И тогда случилось то, что никогда больше не повторилось: он лицом к лицу оказался перед невообразимым. Он, видимо, переживал тот короткий (райский) период, когда воображение еще недостаточно насыщено опытом, еще не стало рутиной, мало знает и мало умеет, и потому все еще остается место для невообразимого; и если невообразимое должно претвориться в реальность (без помощи вообразимого, без мостика представлений), человек теряет почву под ногами и начинает чувствовать головокружение. И он действительно почувствовал такое головокружение, когда она после нескольких встреч, так и не укрепивших его решимости, начала столь подробно и с таким красноречивым любопытством расспрашивать его о комнате в студенческом общежитии, что он был чуть ли не вынужден ее туда пригласить.

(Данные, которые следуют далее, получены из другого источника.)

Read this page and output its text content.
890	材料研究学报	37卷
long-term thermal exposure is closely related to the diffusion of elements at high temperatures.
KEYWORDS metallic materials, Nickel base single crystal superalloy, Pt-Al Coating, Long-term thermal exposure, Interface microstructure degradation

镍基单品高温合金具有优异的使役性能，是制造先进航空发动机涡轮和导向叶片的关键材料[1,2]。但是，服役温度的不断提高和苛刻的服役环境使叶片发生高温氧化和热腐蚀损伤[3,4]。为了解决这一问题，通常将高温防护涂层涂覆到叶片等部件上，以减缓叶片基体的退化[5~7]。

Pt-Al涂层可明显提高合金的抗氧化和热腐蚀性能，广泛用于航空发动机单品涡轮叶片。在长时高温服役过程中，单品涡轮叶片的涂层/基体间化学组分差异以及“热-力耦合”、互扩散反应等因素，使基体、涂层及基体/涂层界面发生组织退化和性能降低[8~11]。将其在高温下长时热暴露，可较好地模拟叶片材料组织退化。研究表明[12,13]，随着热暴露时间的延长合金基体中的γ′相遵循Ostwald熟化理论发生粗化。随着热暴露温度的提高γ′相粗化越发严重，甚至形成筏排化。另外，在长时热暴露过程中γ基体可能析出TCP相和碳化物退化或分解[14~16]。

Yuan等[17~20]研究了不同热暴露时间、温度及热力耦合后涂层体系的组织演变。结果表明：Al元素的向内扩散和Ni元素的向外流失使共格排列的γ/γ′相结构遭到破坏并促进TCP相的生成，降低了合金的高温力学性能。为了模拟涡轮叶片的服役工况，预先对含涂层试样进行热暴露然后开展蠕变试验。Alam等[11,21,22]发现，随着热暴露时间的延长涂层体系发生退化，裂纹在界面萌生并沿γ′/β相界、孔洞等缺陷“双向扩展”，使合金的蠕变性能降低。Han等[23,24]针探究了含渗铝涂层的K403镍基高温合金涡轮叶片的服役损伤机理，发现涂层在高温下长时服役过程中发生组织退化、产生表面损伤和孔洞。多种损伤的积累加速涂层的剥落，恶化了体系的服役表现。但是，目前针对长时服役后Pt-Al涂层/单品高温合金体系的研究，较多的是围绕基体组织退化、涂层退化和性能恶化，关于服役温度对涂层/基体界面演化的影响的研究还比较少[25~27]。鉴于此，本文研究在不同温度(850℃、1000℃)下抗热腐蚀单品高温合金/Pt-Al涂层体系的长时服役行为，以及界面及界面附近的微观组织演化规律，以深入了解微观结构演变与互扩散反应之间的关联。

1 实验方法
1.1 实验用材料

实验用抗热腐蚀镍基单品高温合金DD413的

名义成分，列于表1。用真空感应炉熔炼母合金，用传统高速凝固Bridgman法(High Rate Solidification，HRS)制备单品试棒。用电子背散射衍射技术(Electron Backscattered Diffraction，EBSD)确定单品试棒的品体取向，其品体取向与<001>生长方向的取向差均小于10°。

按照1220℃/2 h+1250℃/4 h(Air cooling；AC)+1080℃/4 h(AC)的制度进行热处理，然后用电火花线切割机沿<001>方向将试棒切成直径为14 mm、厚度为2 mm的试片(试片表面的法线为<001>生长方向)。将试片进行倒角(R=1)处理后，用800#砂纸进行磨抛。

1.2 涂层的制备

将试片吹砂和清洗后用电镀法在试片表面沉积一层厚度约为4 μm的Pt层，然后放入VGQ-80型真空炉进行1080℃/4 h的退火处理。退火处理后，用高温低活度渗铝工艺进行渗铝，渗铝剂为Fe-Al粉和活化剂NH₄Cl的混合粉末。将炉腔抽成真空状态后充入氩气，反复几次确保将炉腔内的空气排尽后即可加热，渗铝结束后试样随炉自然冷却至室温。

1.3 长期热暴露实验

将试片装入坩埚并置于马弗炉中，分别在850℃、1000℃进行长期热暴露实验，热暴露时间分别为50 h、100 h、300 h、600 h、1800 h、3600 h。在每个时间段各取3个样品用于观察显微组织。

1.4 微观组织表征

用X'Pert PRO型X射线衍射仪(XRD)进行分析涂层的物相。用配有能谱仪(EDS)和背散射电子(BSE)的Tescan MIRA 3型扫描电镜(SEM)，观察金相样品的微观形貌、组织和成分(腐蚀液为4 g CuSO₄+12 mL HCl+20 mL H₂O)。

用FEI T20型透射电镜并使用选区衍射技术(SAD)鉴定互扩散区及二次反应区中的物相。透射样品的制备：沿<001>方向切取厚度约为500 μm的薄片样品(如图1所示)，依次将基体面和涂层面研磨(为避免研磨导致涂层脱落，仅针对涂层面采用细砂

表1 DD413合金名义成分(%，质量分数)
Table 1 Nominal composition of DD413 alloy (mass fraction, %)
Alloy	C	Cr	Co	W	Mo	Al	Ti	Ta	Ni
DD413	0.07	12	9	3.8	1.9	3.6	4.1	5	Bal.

Комнатушка в общежитии, которую он делил с товарищем, пообещавшим ему за стопку рома вернуться только после полуночи, мало походила на его нынешнюю квартиру: две железные кровати, два стула, шкаф, слепящая лампа без абажура, ужасный кавардак. Он едва успел навести порядок, как ровно в семь часов (это была примета ее аристократичности — она всегда приходила вовремя) раздался стук в дверь. Стоял сентябрь, и уже начинало темнеть. Они сели на край кровати и стали целоваться. Стемнело еще больше, но зажигать свет он не хотел, рад был, что не виден во тьме и, значит, смущение, которое непременно охватит его, когда он начнет перед ней раздеваться, останется незамеченным. (Кое-как он еще умел расстегивать женщинам блузку, сам же раздевался у них на глазах со стыдливой поспешностью.) Однако на этот раз он долго не решался расстегнуть ей первую пуговицу (ему казалось, что процесс раздевания должен сопровождаться какими-то изящными и элегантными жестами, известными лишь мужчинам опытным, он же боялся обнаружить свою неопытность); в конце концов она сама встала и спросила с улыбкой: "Не пора ли мне сбросить этот панцирь?.." и начала раздеваться; но в комнате было темно, и он видел лишь тени ее движений. Он тоже торопливо разделся, но обрел кой-какую уверенность лишь тогда, когда они предались (благодаря ее терпению) любви. Он смотрел ей в лицо, но в полумраке совершенно ускользало его выражение, он даже не различал ее черт. Он сожалел, что темно, но в ту минуту представлялось невозможным оторваться от нее и подойти к двери, чтобы повернуть выключатель; он продолжал напряженно вглядываться в нее, но по-прежнему не узнавал; казалось, он отдается любви с кем-то другим, с кем-то фиктивным или с кем-то и вовсе неконкретным, безликим.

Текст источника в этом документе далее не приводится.